My aim is just to provide you with a framework. The rest is up to you.
Thought on what to include or exclude in a sales call report
I am about to open my laptop and report my sales to call for today. Before I do that, I just want to jot down a few thought regarding a perfect (or at least near perfect) system for folks in pharma industry.
Why report a sales call?
Since I got started in the pharmaceutical industry a decade back, I understand the reason for reporting a call only as a tracking exercise. Managers are doing it to see that reps really go out on the field and do what they suppose to.
How else, I thought, they could monitor you?
If you're right in front of their eyes all the time, then that would be a different story.
Of course, there's only so much that they can do, right?
Then my understanding evolves as times pass.
I got to know about the performance management process, scientific management and all those complicated and annoying kinds of stuff. But the fact remains that it is a tool for tracking and monitoring!
For the sales rep out there, try answering this:
Have you ever got a promotion or a better salary because of a sales report?
Have you?
Next question:
How many times when you go for an interview with another pharma company did they ask for your call report performance?

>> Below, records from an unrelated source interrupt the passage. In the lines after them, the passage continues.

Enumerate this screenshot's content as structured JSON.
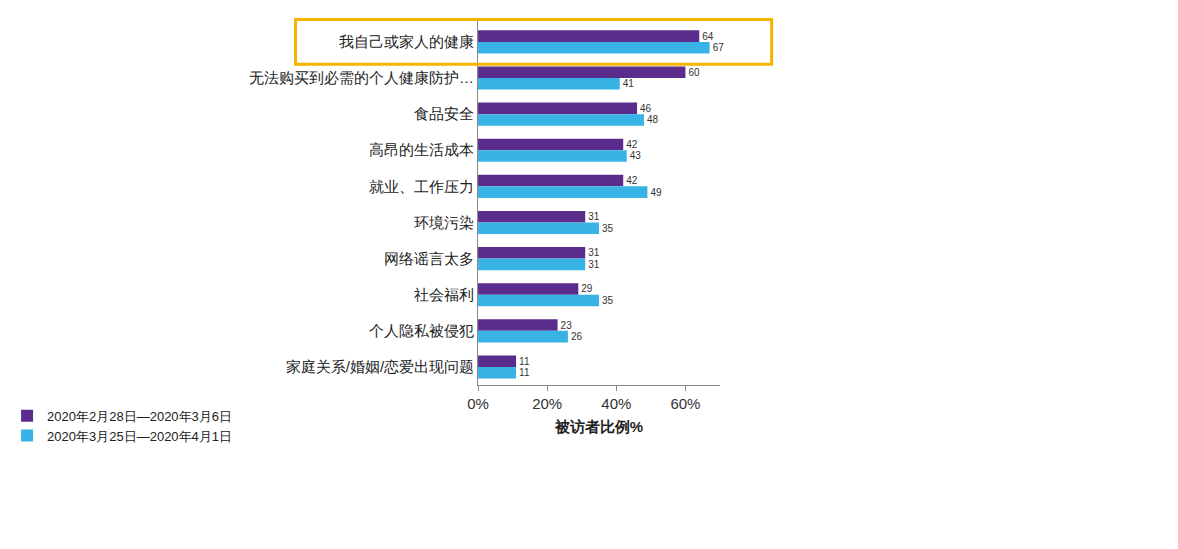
{
  "chart_data": {
    "type": "bar",
    "orientation": "horizontal",
    "x_label": "被访者比例%",
    "categories": [
      "我自己或家人的健康",
      "无法购买到必需的个人健康防护…",
      "食品安全",
      "高昂的生活成本",
      "就业、工作压力",
      "环境污染",
      "网络谣言太多",
      "社会福利",
      "个人隐私被侵犯",
      "家庭关系/婚姻/恋爱出现问题"
    ],
    "series": [
      {
        "name": "2020年2月28日—2020年3月6日",
        "color": "#5a2d8c",
        "values": [
          64,
          60,
          46,
          42,
          42,
          31,
          31,
          29,
          23,
          11
        ]
      },
      {
        "name": "2020年3月25日—2020年4月1日",
        "color": "#38b3e6",
        "values": [
          67,
          41,
          48,
          43,
          49,
          35,
          31,
          35,
          26,
          11
        ]
      }
    ],
    "xlim": [
      0,
      70
    ],
    "xticks": [
      {
        "value": 0,
        "label": "0%"
      },
      {
        "value": 20,
        "label": "20%"
      },
      {
        "value": 40,
        "label": "40%"
      },
      {
        "value": 60,
        "label": "60%"
      }
    ],
    "grid": false,
    "legend": "bottom left",
    "data_labels": true
  }
}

If call reporting is utmost important, then why its role seems to be minuscule compared to the performance report or how many sales you bring in? Why?
Why actually sales rep need to report sales to call?
So here comes the practical part.
In my personal opinion, the sales call is a part of the customer management process. There are more to customer management than just reporting what happens when a rep sits eye to eye with a customer, but it's the starting point.
What if I were to tell you that simple practice of recording or documenting a call did steer an envelope company from not known too well known, would you buy it?
If you're not, I invite you to pay a visit to your nearest bookstore and look for a guy named Harvey McKay who wrote How to Swim with the Shark without Being Eaten Alive.
It is real folks, and his secrets revolve around knowing all he can about his customer or instead McKay Envelope Corporation's customers. He designed McKay 60 which mostly a series of questions aimed to get to see a customer intimately. Harvey could not contribute his stellar success to a more significant factor than those questions.
Honestly, that's why I feel reps need to record their call: it's to support them, not supporting the company against them in trying times. Agree?
Which brings us to...
Things to be included in the sales call record
I'll summarize them in three simple phrases:
- Psychographic
- Demographic
- Technographic
I'll explain to them some other time or perhaps in my next paid report :)
Things to be excluded
All the pieces of stuff that we need to key in as of now. I see minimal relevancy or value added to sales call effectiveness with what rep typically need to key in.
Agree?
I mean, whenever I need to analyze a customer, I only need to extract that customer out and put them on another program, like Excel.
So what's the point?
Worst: If I need to see the whole area picture, the amount of extraction is a LOT! A lot!
What's the point?
I might as well create an Excel template and record every single data in it. When the time comes, I only need to extract one time.
See?
As a final note, before I start pounding the keyboard for my call report, sales call reporting system will be as useful as a company wants it to be.
If they see it as a tracking tool, then a tracking tool it is. If it is seen as a customer management tool (CRM), then that is what it is. The expected outcomes depend heavily on the objective (and could make the difference between cents and dollars profit!).